The Inner Product, March 2003
Jonathan Blow (jon@number-none.com)
Last updated 16 January 2004
Unified Rendering Level-of-Detail, Part 1
Related articles:
Rendering
Level-of-Detail Forecast
(August 2002)
Unified Rendering LOD, Part 2
(April 2003)
Unified Rendering LOD, Part 3
(May 2003)
Unified Rendering LOD, Part 4
(June 2003)
Unified Rendering LOD, Part 5
(July 2003)
Last year, in the article "Rendering Level-of-Detail Forecast" (August
2002), I discussed a few of the most popular methods of LOD management. I
opined that most LOD schemes are too complicated for the benefit they provide,
and I gave a high-level overview of the method I would choose to implement LOD
management over large, generalized scenes.
Now, I'm going to put my money where my mouth is, and implement such a scheme.
It's a big project; the resulting source code will be the biggest this column
has seen, by far.
Goals of the System
We would like the system to reduce the number of triangles used to render
distant objects, where precise detail is not necessary. Some algorithms, like
the Lindstrom-Koller and ROAM descendants, do this by modifying the world mesh
at a granularity of individual triangles. These algorithms are unacceptably slow
at high detail levels. Also, many of these systems try to utilize frame
coherence, which makes them unsuitable for interactive systems. (This may sound
like a controversial statement because frame coherence is a standard tool in the
graphics guy's optimization toolbox; but that is mainly because the culture of
graphics optimization has its origin in tools for batch rendering, for film and
similar applications. In games, we unquestioningly accepted frame coherence
exploitation as a good thing; but it inherently produces unstable frame rates,
and frame rate stability is a major priority for smooth interactivity. Look for
an explanation of this, and a corresponding rant, in a future column.)

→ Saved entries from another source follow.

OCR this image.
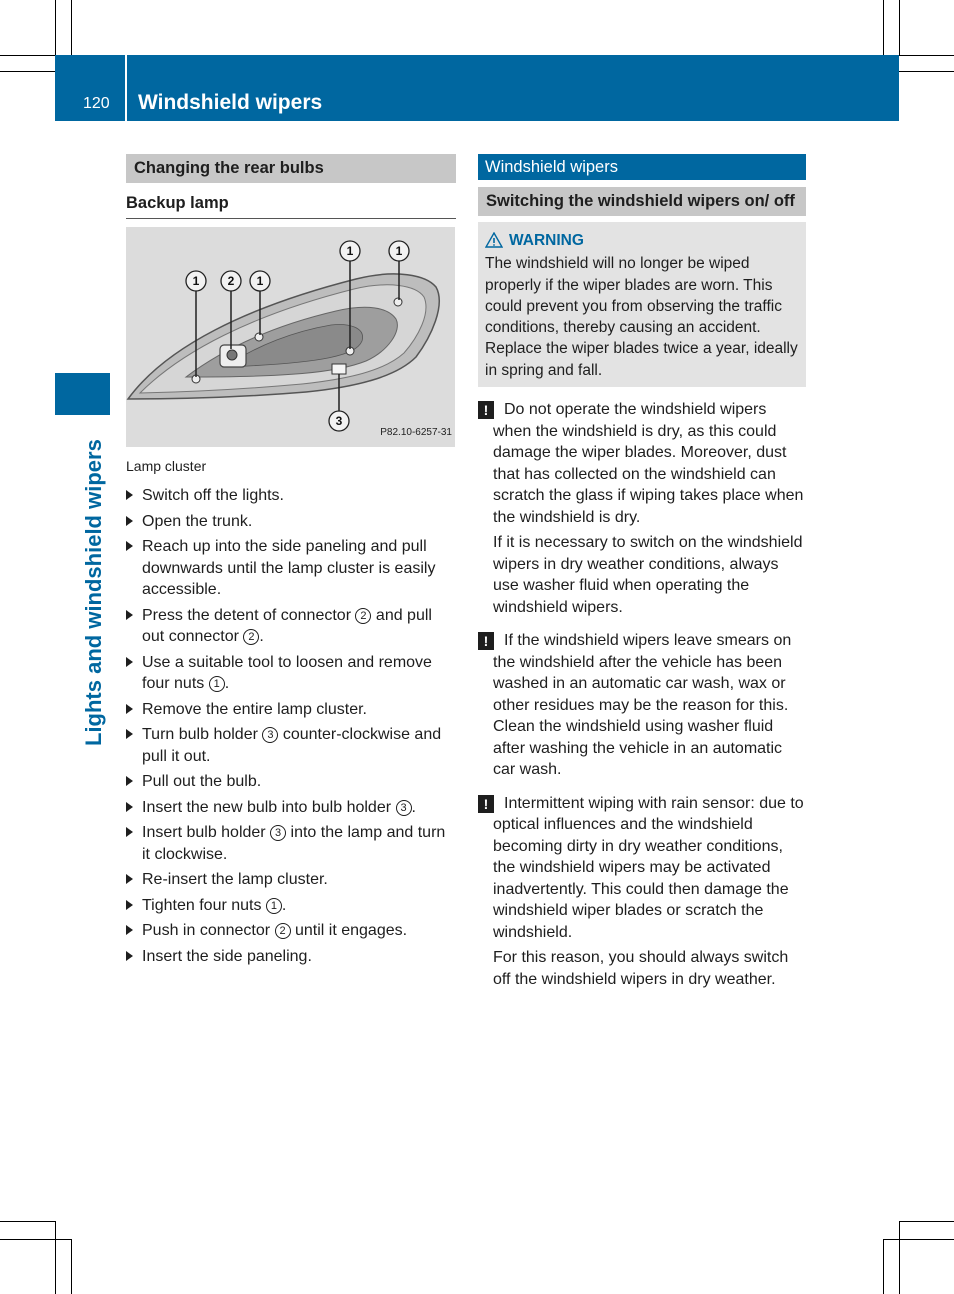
120 Windshield wipers
Lights and windshield wipers
Changing the rear bulbs
Backup lamp
1 2 1
1	1
3
P82.10-6257-31
Lamp cluster
Switch off the lights.
Open the trunk.
Reach up into the side paneling and pull downwards until the lamp cluster is easily accessible.
Press the detent of connector 2 and pull out connector 2 .
Use a suitable tool to loosen and remove four nuts 1 .
Remove the entire lamp cluster.
Turn bulb holder 3 counter-clockwise and pull it out.
Pull out the bulb.
Insert the new bulb into bulb holder 3 .
Insert bulb holder 3 into the lamp and turn it clockwise.
Re-insert the lamp cluster.
Tighten four nuts 1 .
Push in connector 2 until it engages.
Insert the side paneling.
Windshield wipers
Switching the windshield wipers on/ off
WARNING
The windshield will no longer be wiped properly if the wiper blades are worn. This could prevent you from observing the traffic conditions, thereby causing an accident. Replace the wiper blades twice a year, ideally in spring and fall.
! Do not operate the windshield wipers when the windshield is dry, as this could damage the wiper blades. Moreover, dust that has collected on the windshield can scratch the glass if wiping takes place when the windshield is dry.

If it is necessary to switch on the windshield wipers in dry weather conditions, always use washer fluid when operating the windshield wipers.

! If the windshield wipers leave smears on the windshield after the vehicle has been washed in an automatic car wash, wax or other residues may be the reason for this. Clean the windshield using washer fluid after washing the vehicle in an automatic car wash.

! Intermittent wiping with rain sensor: due to optical influences and the windshield becoming dirty in dry weather conditions, the windshield wipers may be activated inadvertently. This could then damage the windshield wiper blades or scratch the windshield.

For this reason, you should always switch off the windshield wipers in dry weather.
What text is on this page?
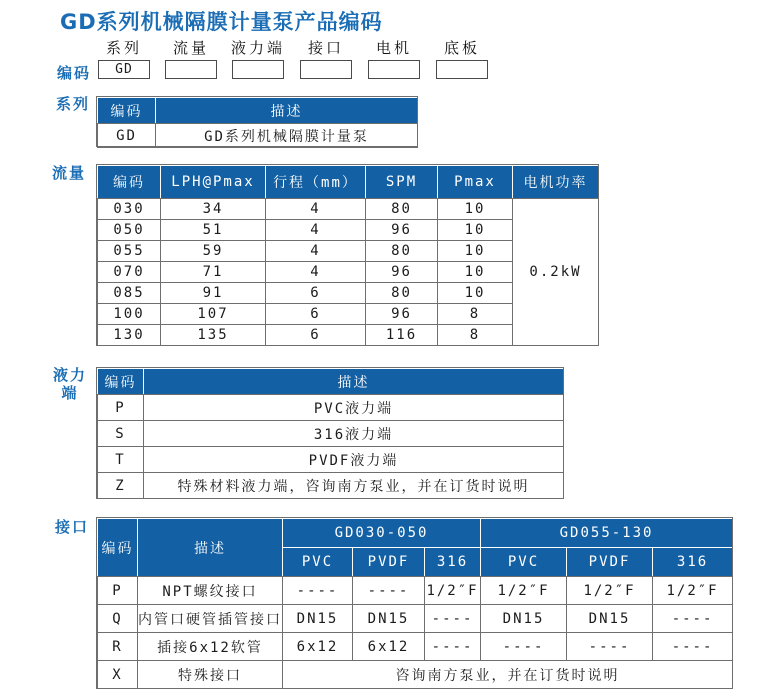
GD系列机械隔膜计量泵产品编码
编码
系列
GD
流量 液力端 接口 电机 底板
系列 编码	描述
GD	GD系列机械隔膜计量泵
流量
编码	LPH@Pmax	行程（mm）	SPM	Pmax	电机功率
030	34	4	80	10	0.2kW
050	51	4	96	10	
055	59	4	80	10	
070	71	4	96	10	
085	91	6	80	10	
100	107	6	96	8	
130	135	6	116	8	
液力端
编码	描述
P	PVC液力端
S	316液力端
T	PVDF液力端
Z	特殊材料液力端，咨询南方泵业，并在订货时说明
接口
编码	描述	GD030-050			GD055-130		
		PVC	PVDF	316	PVC	PVDF	316
P	NPT螺纹接口	----	----	1/2″F	1/2″F	1/2″F	1/2″F
Q	内管口硬管插管接口	DN15	DN15	----	DN15	DN15	----
R	插接6x12软管	6x12	6x12	----	----	----	----
X	特殊接口	咨询南方泵业，并在订货时说明					
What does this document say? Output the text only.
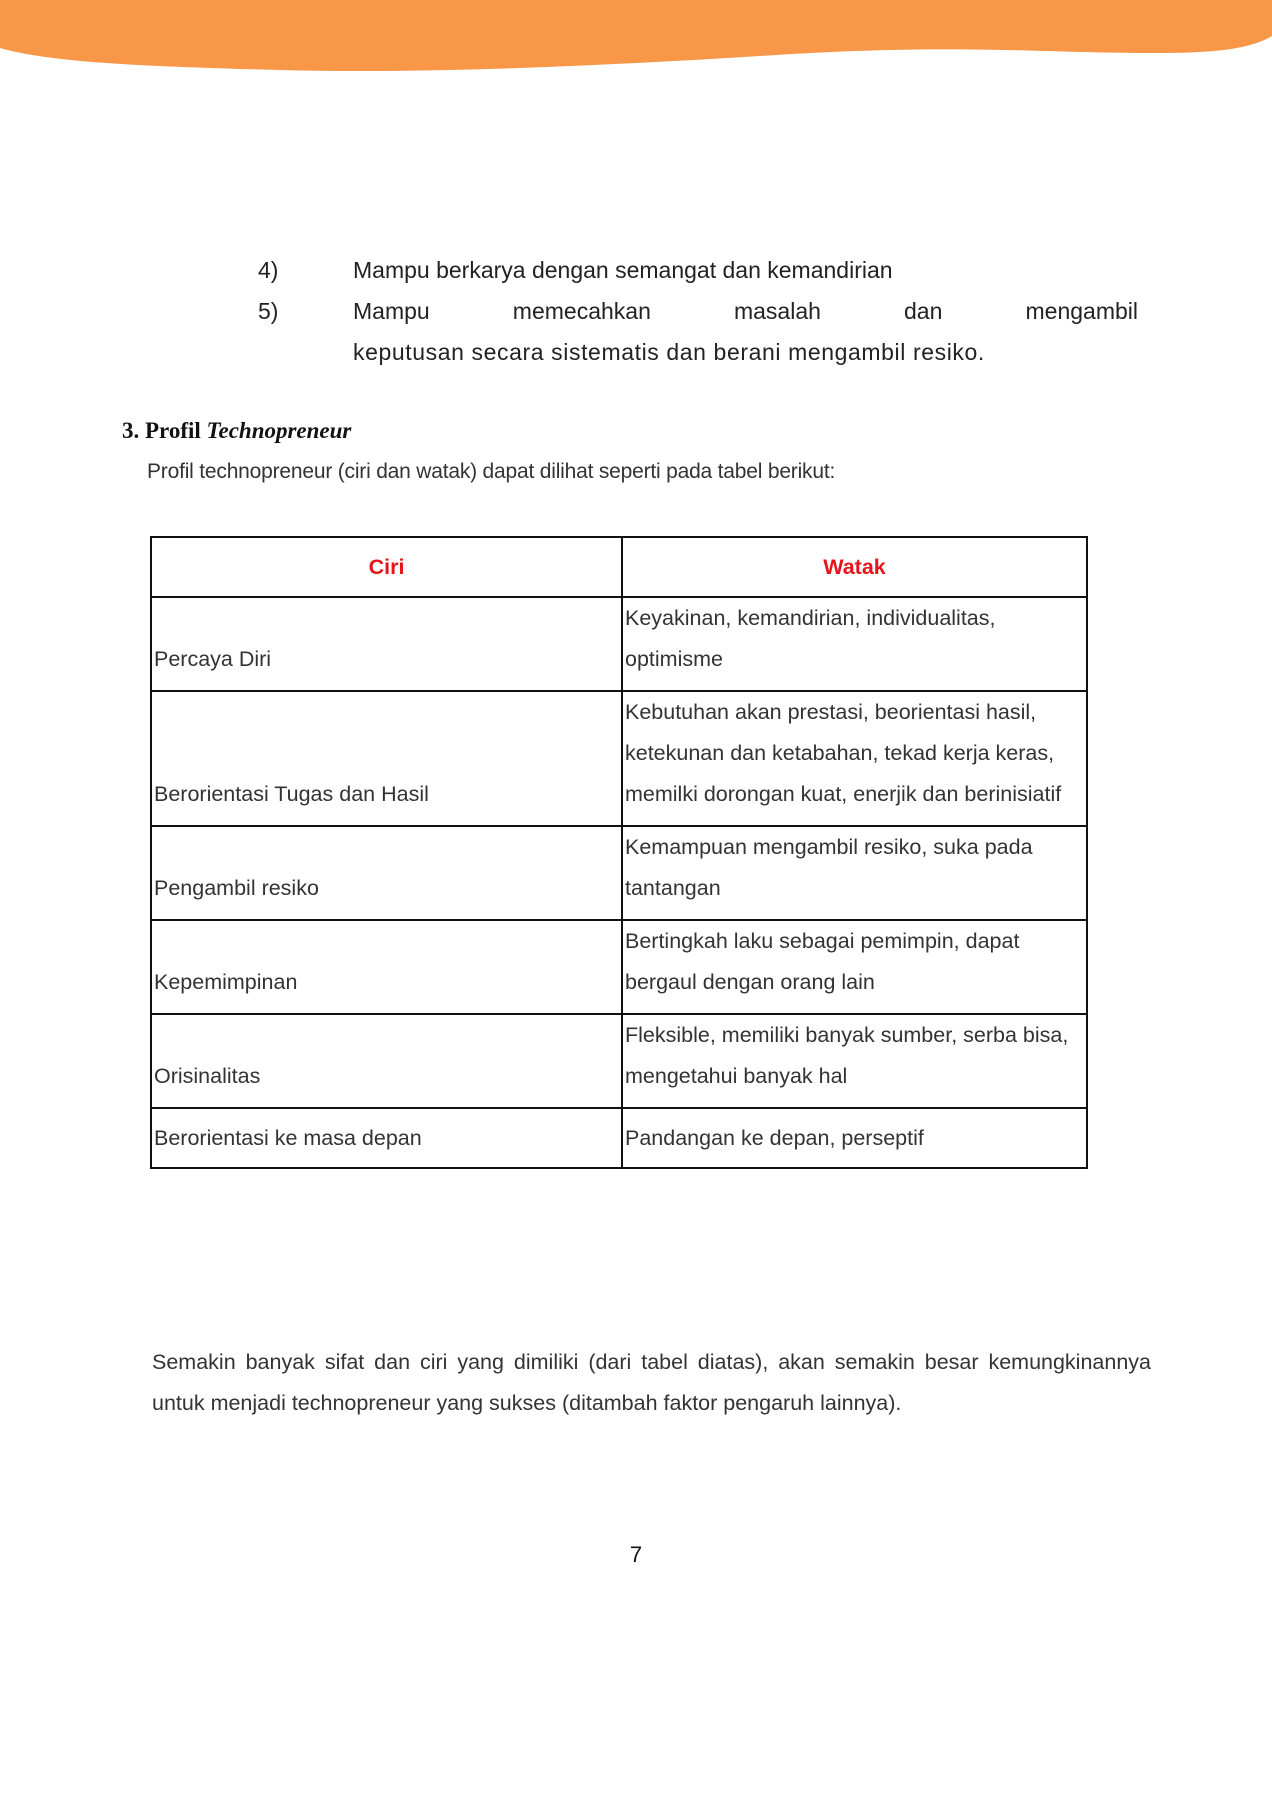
4)	Mampu berkarya dengan semangat dan kemandirian
5)	Mampu memecahkan masalah dan mengambil
keputusan secara sistematis dan berani mengambil resiko.
3. Profil Technopreneur
Profil technopreneur (ciri dan watak) dapat dilihat seperti pada tabel berikut:
Ciri	Watak
Percaya Diri	Keyakinan, kemandirian, individualitas, optimisme
Berorientasi Tugas dan Hasil	Kebutuhan akan prestasi, beorientasi hasil, ketekunan dan ketabahan, tekad kerja keras, memilki dorongan kuat, enerjik dan berinisiatif
Pengambil resiko	Kemampuan mengambil resiko, suka pada tantangan
Kepemimpinan	Bertingkah laku sebagai pemimpin, dapat bergaul dengan orang lain
Orisinalitas	Fleksible, memiliki banyak sumber, serba bisa, mengetahui banyak hal
Berorientasi ke masa depan	Pandangan ke depan, perseptif
Semakin banyak sifat dan ciri yang dimiliki (dari tabel diatas), akan semakin besar kemungkinannya untuk menjadi technopreneur yang sukses (ditambah faktor pengaruh lainnya).
7
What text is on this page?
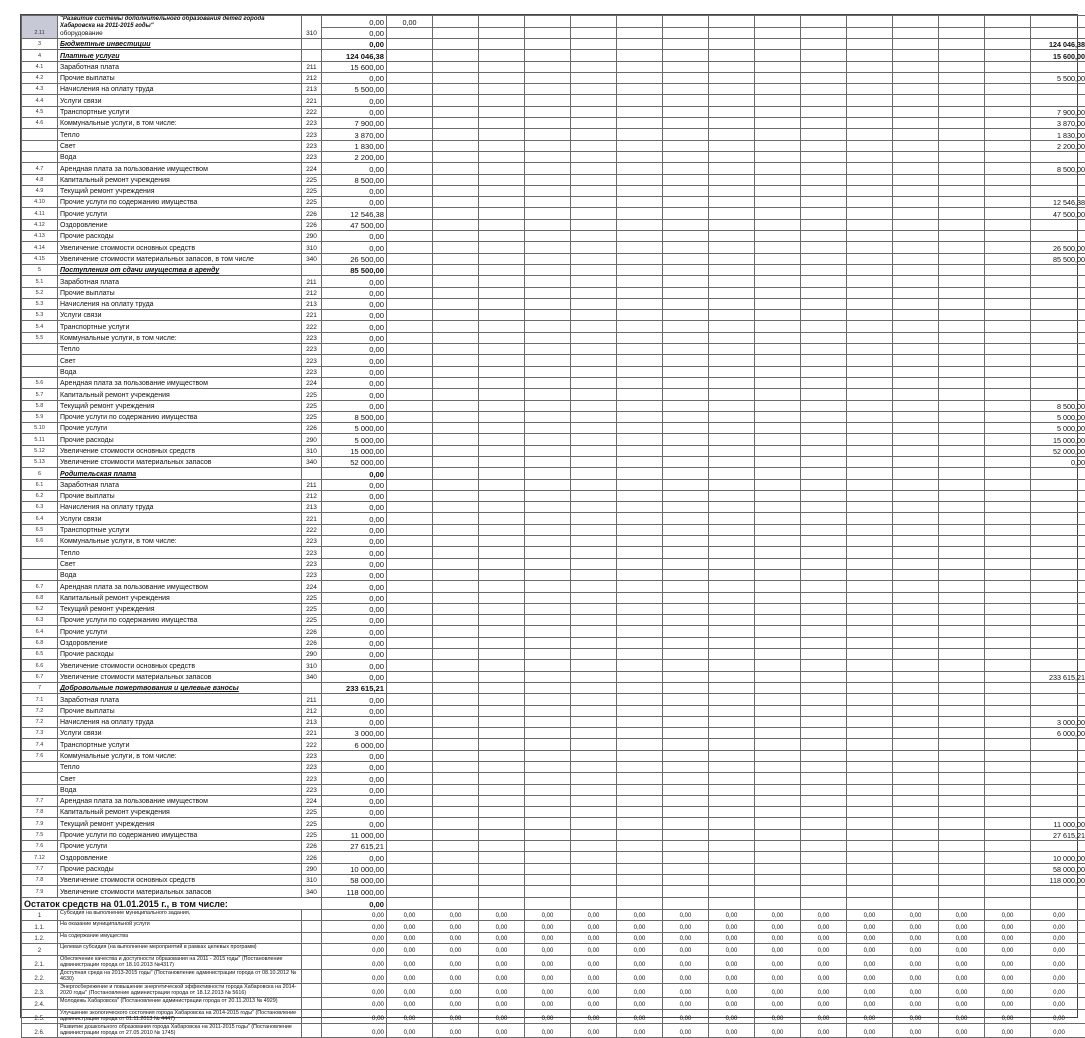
2.11	"Развитие системы дополнительного образования детей города Хабаровска на 2011-2015 годы"
оборудование	310	0,00	0,00														
			0,00															
3	Бюджетные инвестиции		0,00															124 046,38
4	Платные услуги		124 046,38															15 600,00
4.1	Заработная плата	211	15 600,00															
4.2	Прочие выплаты	212	0,00															5 500,00
4.3	Начисления на оплату труда	213	5 500,00															
4.4	Услуги связи	221	0,00															
4.5	Транспортные услуги	222	0,00															7 900,00
4.6	Коммунальные услуги, в том числе:	223	7 900,00															3 870,00
	Тепло	223	3 870,00															1 830,00
	Свет	223	1 830,00															2 200,00
	Вода	223	2 200,00															
4.7	Арендная плата за пользование имуществом	224	0,00															8 500,00
4.8	Капитальный ремонт учреждения	225	8 500,00															
4.9	Текущий ремонт учреждения	225	0,00															
4.10	Прочие услуги по содержанию имущества	225	0,00															12 546,38
4.11	Прочие услуги	226	12 546,38															47 500,00
4.12	Оздоровление	226	47 500,00															
4.13	Прочие расходы	290	0,00															
4.14	Увеличение стоимости основных средств	310	0,00															26 500,00
4.15	Увеличение стоимости материальных запасов, в том числе	340	26 500,00															85 500,00
5	Поступления от сдачи имущества в аренду		85 500,00															
5.1	Заработная плата	211	0,00															
5.2	Прочие выплаты	212	0,00															
5.3	Начисления на оплату труда	213	0,00															
5.3	Услуги связи	221	0,00															
5.4	Транспортные услуги	222	0,00															
5.5	Коммунальные услуги, в том числе:	223	0,00															
	Тепло	223	0,00															
	Свет	223	0,00															
	Вода	223	0,00															
5.6	Арендная плата за пользование имуществом	224	0,00															
5.7	Капитальный ремонт учреждения	225	0,00															
5.8	Текущий ремонт учреждения	225	0,00															8 500,00
5.9	Прочие услуги по содержанию имущества	225	8 500,00															5 000,00
5.10	Прочие услуги	226	5 000,00															5 000,00
5.11	Прочие расходы	290	5 000,00															15 000,00
5.12	Увеличение стоимости основных средств	310	15 000,00															52 000,00
5.13	Увеличение стоимости материальных запасов	340	52 000,00															0,00
6	Родительская плата		0,00															
6.1	Заработная плата	211	0,00															
6.2	Прочие выплаты	212	0,00															
6.3	Начисления на оплату труда	213	0,00															
6.4	Услуги связи	221	0,00															
6.5	Транспортные услуги	222	0,00															
6.6	Коммунальные услуги, в том числе:	223	0,00															
	Тепло	223	0,00															
	Свет	223	0,00															
	Вода	223	0,00															
6.7	Арендная плата за пользование имуществом	224	0,00															
6.8	Капитальный ремонт учреждения	225	0,00															
6.2	Текущий ремонт учреждения	225	0,00															
6.3	Прочие услуги по содержанию имущества	225	0,00															
6.4	Прочие услуги	226	0,00															
6.8	Оздоровление	226	0,00															
6.5	Прочие расходы	290	0,00															
6.6	Увеличение стоимости основных средств	310	0,00															
6.7	Увеличение стоимости материальных запасов	340	0,00															233 615,21
7	Добровольные пожертвования и целевые взносы		233 615,21															
7.1	Заработная плата	211	0,00															
7.2	Прочие выплаты	212	0,00															
7.2	Начисления на оплату труда	213	0,00															3 000,00
7.3	Услуги связи	221	3 000,00															6 000,00
7.4	Транспортные услуги	222	6 000,00															
7.6	Коммунальные услуги, в том числе:	223	0,00															
	Тепло	223	0,00															
	Свет	223	0,00															
	Вода	223	0,00															
7.7	Арендная плата за пользование имуществом	224	0,00															
7.8	Капитальный ремонт учреждения	225	0,00															
7.9	Текущий ремонт учреждения	225	0,00															11 000,00
7.5	Прочие услуги по содержанию имущества	225	11 000,00															27 615,21
7.6	Прочие услуги	226	27 615,21															
7.12	Оздоровление	226	0,00															10 000,00
7.7	Прочие расходы	290	10 000,00															58 000,00
7.8	Увеличение стоимости основных средств	310	58 000,00															118 000,00
7.9	Увеличение стоимости материальных запасов	340	118 000,00															
Остаток средств на 01.01.2015 г., в том числе:			0,00															
1	Субсидия на выполнение муниципального задания,		0,00	0,00	0,00	0,00	0,00	0,00	0,00	0,00	0,00	0,00	0,00	0,00	0,00	0,00	0,00	0,00
1.1.	На оказание муниципальной услуги		0,00	0,00	0,00	0,00	0,00	0,00	0,00	0,00	0,00	0,00	0,00	0,00	0,00	0,00	0,00	0,00
1.2.	На содержание имущества		0,00	0,00	0,00	0,00	0,00	0,00	0,00	0,00	0,00	0,00	0,00	0,00	0,00	0,00	0,00	0,00
2	Целевая субсидия (на выполнение мероприятий в рамках целевых программ)		0,00	0,00	0,00	0,00	0,00	0,00	0,00	0,00	0,00	0,00	0,00	0,00	0,00	0,00	0,00	0,00
2.1.	Обеспечение качества и доступности образования на 2011 - 2015 годы" (Постановление администрации города от 18.10.2013 №4317)		0,00	0,00	0,00	0,00	0,00	0,00	0,00	0,00	0,00	0,00	0,00	0,00	0,00	0,00	0,00	0,00
2.2.	Доступная среда на 2013-2015 годы" (Постановление администрации города от 08.10.2012 № 4630)		0,00	0,00	0,00	0,00	0,00	0,00	0,00	0,00	0,00	0,00	0,00	0,00	0,00	0,00	0,00	0,00
2.3.	Энергосбережение и повышение энергетической эффективности города Хабаровска на 2014-2020 годы" (Постановление администрации города от 18.12.2013 № 5616)		0,00	0,00	0,00	0,00	0,00	0,00	0,00	0,00	0,00	0,00	0,00	0,00	0,00	0,00	0,00	0,00
2.4.	Молодежь Хабаровска" (Постановление администрации города от 20.11.2013 № 4929)		0,00	0,00	0,00	0,00	0,00	0,00	0,00	0,00	0,00	0,00	0,00	0,00	0,00	0,00	0,00	0,00
2.5.	Улучшение экологического состояния города Хабаровска на 2014-2015 годы" (Постановление администрации города от 01.11.2013 № 4447)		0,00	0,00	0,00	0,00	0,00	0,00	0,00	0,00	0,00	0,00	0,00	0,00	0,00	0,00	0,00	0,00
2.6.	Развитие дошкольного образования города Хабаровска на 2011-2015 годы" (Постановление администрации города от 27.05.2010 № 1745)		0,00	0,00	0,00	0,00	0,00	0,00	0,00	0,00	0,00	0,00	0,00	0,00	0,00	0,00	0,00	0,00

So, we want the system to operate at a large granularity, raising or lowering
the detail of big chunks of geometry all at once. Thatcher Ulrich's
appropriately-named "Chunked LOD" system works like this, and it runs very
quickly. However, it uses the "binary triangle tree" tessellation, the same one
that ROAM uses. This tessellation is very inefficient about how it allocates its
triangles (though you won't find a serious efficiency analysis in any research
paper promoting binary triangle trees!). Also, it means that regular-grid height
fields are the only kind of geometry on which the algorithm can be easily used.
With a lot of work, the algorithm can be extended to other topologies. But the
amount of work necessary is large, it complicates the runtime system
tremendously, and the system still won't handle arbitrary input meshes.
Thatcher chose the BTT topology to make it easy to fill the cracks between
neighboring chunks of terrain. This is important because cracks look awful. We
want to fill cracks correctly, and quickly, but without restricting the mesh
topologies. Arbitrary mesh topology is important because we want to create a
method of _unified_ LOD management, which can be used for expansive outdoor
terrains, or small enclosed dungeons, or for animated characters.
Aside from topology, we want the system to place a minimal number of other
constraints on mesh storage and rendering. An example of such constraints is
seen with progressive meshes. It is a complicated and somewhat inefficient task
to render a progressive mesh as a series of triangle strips; it is nigh
impossible to render it as a series of vertex-cache-optimized triangle strips.
If we introduce too many constraints, then when we come along to add new
features to our engine, like stencil shadows or normal-mapping geometry
enhancement, we may find that constraints of the new features clash with the old
LOD constraints. This forces us to eliminate the new feature, or to dump our LOD
system and make a new one. Either outcome is bad.
Finally, we want the system not to exhibit popping from one LOD to another.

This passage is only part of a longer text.